In DIG, Wilson recalls retracing the same West Texas landscape her grandfather studied, photographing the same features and even scattering his ashes over the desert. She now holds the title of artist in residence at the Vertebrate Paleontology Collections that he founded more than seventy years ago. “I wish I could have had the chance to join him in the field,” she says. “For now, I am content with becoming a master fossil finder and an interested gleaner of information from the experts around me. I am grateful for this new part of my life. I love being entrenched in the landscape under sunny skies, fully present and focused, discovering 40-million-year-old bones. It really offers some perspective on things.”
Soon Texans will have more chances to see Wilson’s work in person. In Austin, Claire Oswalt’s studio at the Charles Moore Foundation will host a preview of her upcoming art show by appointment from April 27–May 3. And then from June 1–30, the larger show, which will showcase Wilson’s images of West Texas landscapes, fossils collected by her grandfather, as well as original art, will be up in Marfa at the Do Right Hall. Wilson partnered with Refractory, a Chicago design studio, foundry, and glassworks atelier, to create a cast glass sculpture of a saber-toothed cat skull, and the multimedia show will include fossil casts on loan from UT’s Paleontology Collections. Wilson will also discuss her book at the Marfa Agave Festival, which runs June 1–4.
In the meantime, Wilson continues to work on documentary films with her husband, director Keith Maitland, as well as her commercial photography. “But there’s so much to discover and create at the confluence of science and art,” she says, “and I know there’s more of that in my future.”
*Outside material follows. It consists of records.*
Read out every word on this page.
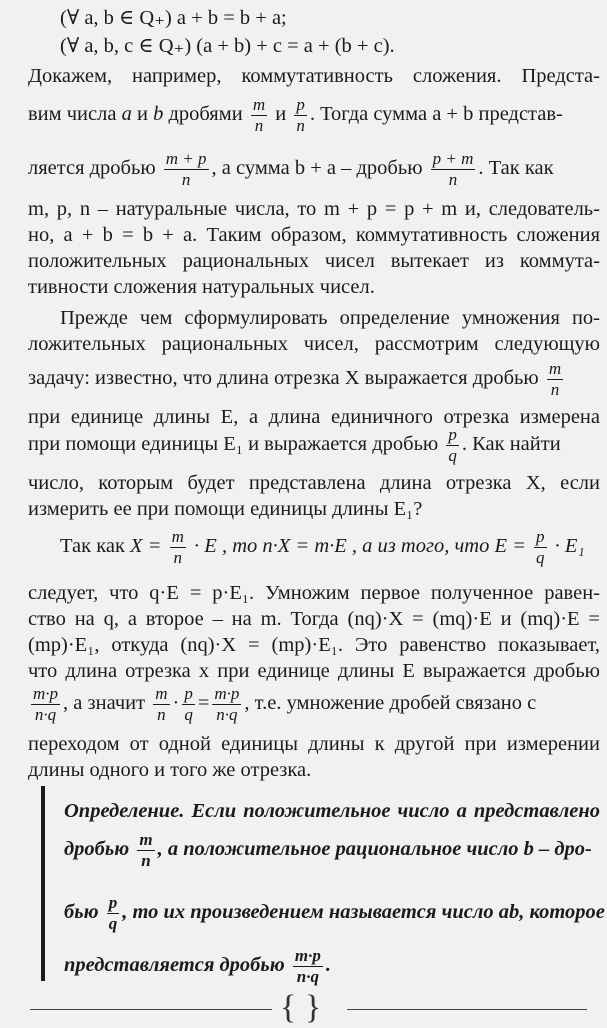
(∀ a, b ∈ Q₊) a + b = b + a;
(∀ a, b, c ∈ Q₊) (a + b) + c = a + (b + c).
Докажем, например, коммутативность сложения. Предста-
вим числа a и b дробями $\frac{m}{n}$ и $\frac{p}{n}$ . Тогда сумма a + b представ-
ляется дробью $\frac{m + p}{n}$ , а сумма b + a – дробью $\frac{p + m}{n}$ . Так как
m, p, n – натуральные числа, то m + p = p + m и, следователь-
но, a + b = b + a. Таким образом, коммутативность сложения
положительных рациональных чисел вытекает из коммута-
тивности сложения натуральных чисел.
Прежде чем сформулировать определение умножения по-
ложительных рациональных чисел, рассмотрим следующую
задачу: известно, что длина отрезка X выражается дробью $\frac{m}{n}$
при единице длины E, а длина единичного отрезка измерена
при помощи единицы E₁ и выражается дробью $\frac{p}{q}$ . Как найти
число, которым будет представлена длина отрезка X, если
измерить ее при помощи единицы длины E₁?
Так как $X = \frac{m}{n} \cdot E$ , то n·X = m·E , а из того, что $E = \frac{p}{q} \cdot E_1$
следует, что q·E = p·E₁. Умножим первое полученное равен-
ство на q, а второе – на m. Тогда (nq)·X = (mq)·E и (mq)·E =
(mp)·E₁, откуда (nq)·X = (mp)·E₁. Это равенство показывает,
что длина отрезка x при единице длины E выражается дробью
$\frac{m\cdot p}{n\cdot q}$ , а значит $\frac{m}{n} \cdot \frac{p}{q} = \frac{m\cdot p}{n\cdot q}$ , т.е. умножение дробей связано с
переходом от одной единицы длины к другой при измерении
длины одного и того же отрезка.
Определение. Если положительное число a представлено
дробью $\frac{m}{n}$ , а положительное рациональное число b – дро-
бью $\frac{p}{q}$ , то их произведением называется число ab, которое
представляется дробью $\frac{m\cdot p}{n\cdot q}$ .
{ }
Wilson is also passing on the family passion to the next generation. She’s taken her seven-year-old son, Theo, to Shoal Creek in Austin, where he likes to spot ancient oyster shells and glittery pyrite. He’s proud of his collection at home in Austin, which, she says, he keeps in meticulous order. “If you were to ask him what he wants to be when he grows up, he will not hesitate to tell you that he’s going to be a paleontologist.”